The threat of information leaks

Most electronic mail is notoriously UNPRIVATE. E-mail is less secure, and in many ways more dangerous, than sending your personal or business messages on a postcard. Internet e-mail is child's play for some people to intercept. Your typical e-mail message travels through many computers. At each computer, people can access your personal and business correspondence. It's a safe bet that administrators (not to mention hackers) on Bulletin Board Systems, college campus systems, commercial information services, and Internet hook-up providers can read your e-mail. Of course most snoops will deny they're reading your e-mail because they want to continue doing.
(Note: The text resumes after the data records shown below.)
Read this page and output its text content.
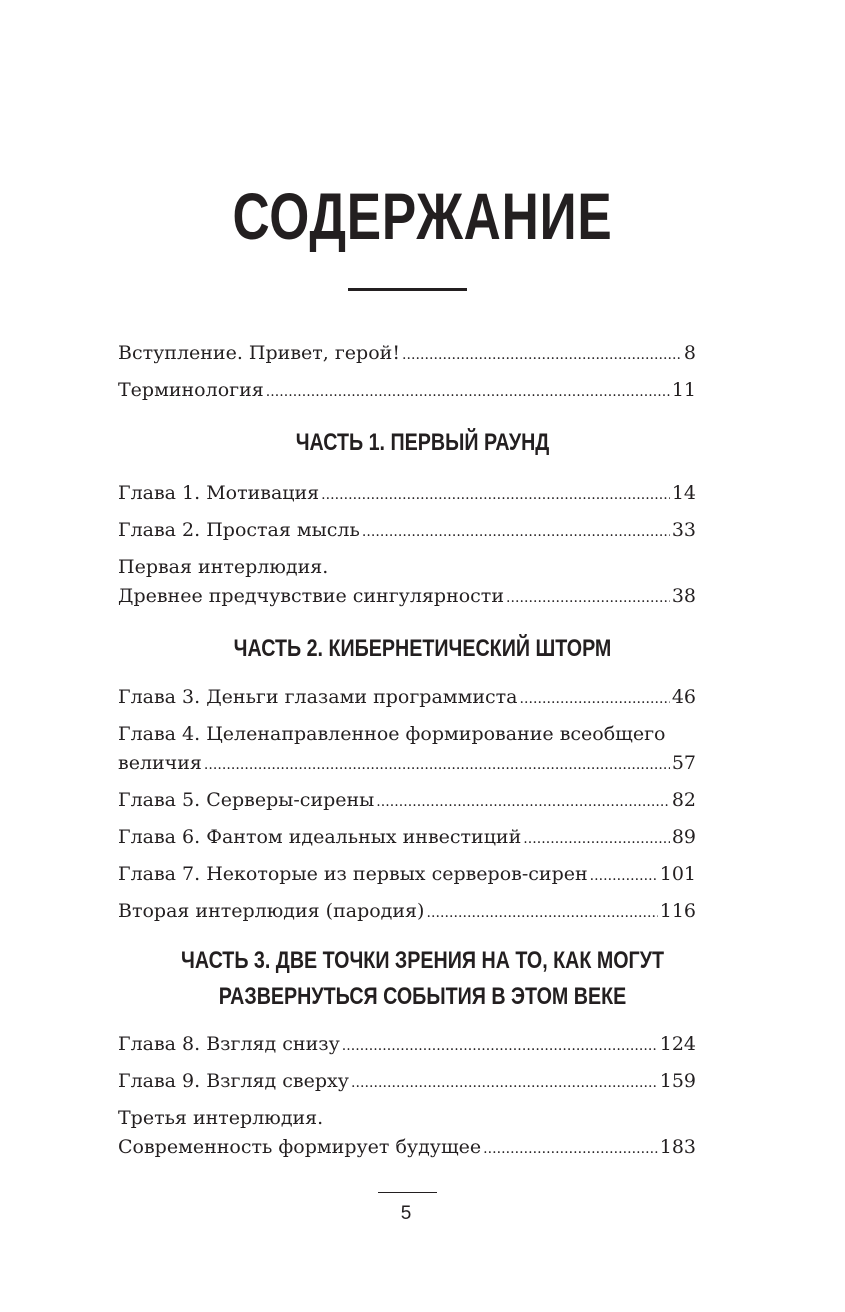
СОДЕРЖАНИЕ
Вступление. Привет, герой! . . .	8
Терминология . . .	11
ЧАСТЬ 1. ПЕРВЫЙ РАУНД
Глава 1. Мотивация . . .	14
Глава 2. Простая мысль . . .	33
Первая интерлюдия.
Древнее предчувствие сингулярности . . .	38
ЧАСТЬ 2. КИБЕРНЕТИЧЕСКИЙ ШТОРМ
Глава 3. Деньги глазами программиста . . .	46
Глава 4. Целенаправленное формирование всеобщего
величия . . .	57
Глава 5. Серверы-сирены . . .	82
Глава 6. Фантом идеальных инвестиций . . .	89
Глава 7. Некоторые из первых серверов-сирен . . .	101
Вторая интерлюдия (пародия) . . .	116
ЧАСТЬ 3. ДВЕ ТОЧКИ ЗРЕНИЯ НА ТО, КАК МОГУТ
РАЗВЕРНУТЬСЯ СОБЫТИЯ В ЭТОМ ВЕКЕ
Глава 8. Взгляд снизу . . .	124
Глава 9. Взгляд сверху . . .	159
Третья интерлюдия.
Современность формирует будущее . . .	183
5
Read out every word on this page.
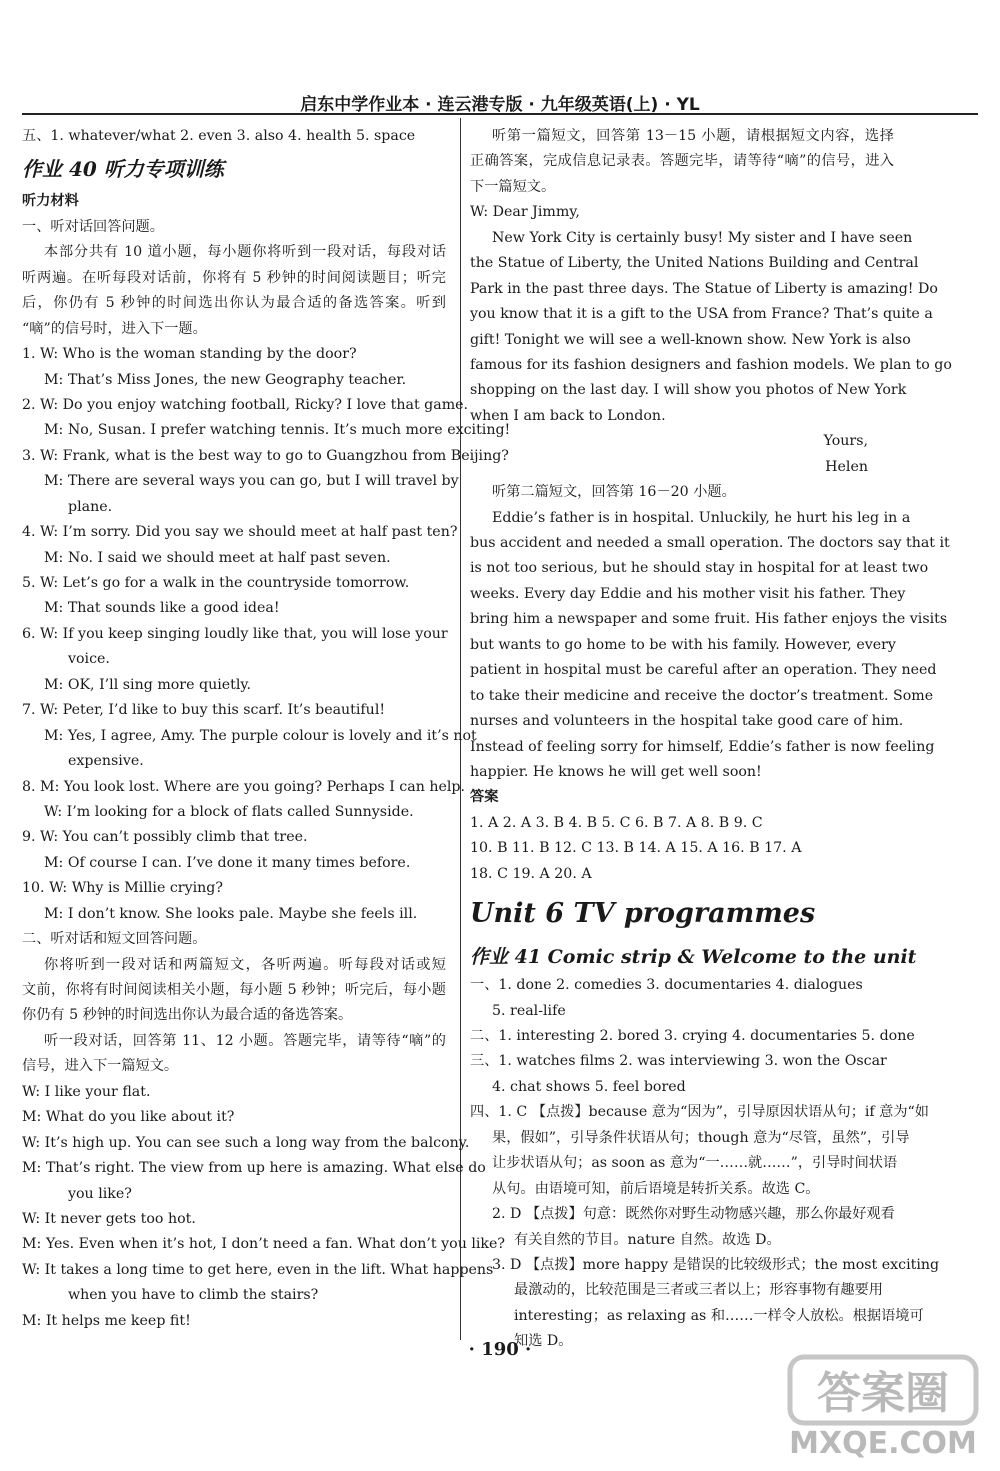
启东中学作业本 · 连云港专版 · 九年级英语(上) · YL
五、1. whatever/what 2. even 3. also 4. health 5. space
作业 40 听力专项训练
听力材料
一、听对话回答问题。
本部分共有 10 道小题，每小题你将听到一段对话，每段对话
听两遍。在听每段对话前，你将有 5 秒钟的时间阅读题目；听完
后，你仍有 5 秒钟的时间选出你认为最合适的备选答案。听到
“嘀”的信号时，进入下一题。
1. W: Who is the woman standing by the door?
M: That’s Miss Jones, the new Geography teacher.
2. W: Do you enjoy watching football, Ricky? I love that game.
M: No, Susan. I prefer watching tennis. It’s much more exciting!
3. W: Frank, what is the best way to go to Guangzhou from Beijing?
M: There are several ways you can go, but I will travel by
plane.
4. W: I’m sorry. Did you say we should meet at half past ten?
M: No. I said we should meet at half past seven.
5. W: Let’s go for a walk in the countryside tomorrow.
M: That sounds like a good idea!
6. W: If you keep singing loudly like that, you will lose your
voice.
M: OK, I’ll sing more quietly.
7. W: Peter, I’d like to buy this scarf. It’s beautiful!
M: Yes, I agree, Amy. The purple colour is lovely and it’s not
expensive.
8. M: You look lost. Where are you going? Perhaps I can help.
W: I’m looking for a block of flats called Sunnyside.
9. W: You can’t possibly climb that tree.
M: Of course I can. I’ve done it many times before.
10. W: Why is Millie crying?
M: I don’t know. She looks pale. Maybe she feels ill.
二、听对话和短文回答问题。
你将听到一段对话和两篇短文，各听两遍。听每段对话或短
文前，你将有时间阅读相关小题，每小题 5 秒钟；听完后，每小题
你仍有 5 秒钟的时间选出你认为最合适的备选答案。
听一段对话，回答第 11、12 小题。答题完毕，请等待“嘀”的
信号，进入下一篇短文。
W: I like your flat.
M: What do you like about it?
W: It’s high up. You can see such a long way from the balcony.
M: That’s right. The view from up here is amazing. What else do
you like?
W: It never gets too hot.
M: Yes. Even when it’s hot, I don’t need a fan. What don’t you like?
W: It takes a long time to get here, even in the lift. What happens
when you have to climb the stairs?
M: It helps me keep fit!
听第一篇短文，回答第 13－15 小题，请根据短文内容，选择
正确答案，完成信息记录表。答题完毕，请等待“嘀”的信号，进入
下一篇短文。
W: Dear Jimmy,
New York City is certainly busy! My sister and I have seen
the Statue of Liberty, the United Nations Building and Central
Park in the past three days. The Statue of Liberty is amazing! Do
you know that it is a gift to the USA from France? That’s quite a
gift! Tonight we will see a well-known show. New York is also
famous for its fashion designers and fashion models. We plan to go
shopping on the last day. I will show you photos of New York
when I am back to London.
Yours,
Helen
听第二篇短文，回答第 16－20 小题。
Eddie’s father is in hospital. Unluckily, he hurt his leg in a
bus accident and needed a small operation. The doctors say that it
is not too serious, but he should stay in hospital for at least two
weeks. Every day Eddie and his mother visit his father. They
bring him a newspaper and some fruit. His father enjoys the visits
but wants to go home to be with his family. However, every
patient in hospital must be careful after an operation. They need
to take their medicine and receive the doctor’s treatment. Some
nurses and volunteers in the hospital take good care of him.
Instead of feeling sorry for himself, Eddie’s father is now feeling
happier. He knows he will get well soon!
答案
1. A 2. A 3. B 4. B 5. C 6. B 7. A 8. B 9. C
10. B 11. B 12. C 13. B 14. A 15. A 16. B 17. A
18. C 19. A 20. A
Unit 6 TV programmes
作业 41 Comic strip & Welcome to the unit
一、1. done 2. comedies 3. documentaries 4. dialogues
5. real-life
二、1. interesting 2. bored 3. crying 4. documentaries 5. done
三、1. watches films 2. was interviewing 3. won the Oscar
4. chat shows 5. feel bored
四、1. C 【点拨】because 意为“因为”，引导原因状语从句；if 意为“如
果，假如”，引导条件状语从句；though 意为“尽管，虽然”，引导
让步状语从句；as soon as 意为“一……就……”，引导时间状语
从句。由语境可知，前后语境是转折关系。故选 C。
2. D 【点拨】句意：既然你对野生动物感兴趣，那么你最好观看
有关自然的节目。nature 自然。故选 D。
3. D 【点拨】more happy 是错误的比较级形式；the most exciting
最激动的，比较范围是三者或三者以上；形容事物有趣要用
interesting；as relaxing as 和……一样令人放松。根据语境可
知选 D。
· 190 ·
答案圈
MXQE.COM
Many Internet providers and network administrators "archive" (store) your incoming and outgoing mail on a computer disk for six months or more AFTER you think that you've deleted your mail. If someone sues you (for example, in a divorce), he or she may be able to subpoena and READ your previous correspondence (Whether you consider his actions right or wrong, Oliver North provides a good example of how old messages may come back to haunt you. His erased messages were recovered some six months later and used against him in legal proceedings.) Of course, unauthorized snoops might choose to read your archive for their own reasons. This may be just an administrator of your ISP or your office intranet, with no malice intended. Or it might be a competitor, legal foe, or government agency, with much more serious intentions. Information is power. Snoops want power.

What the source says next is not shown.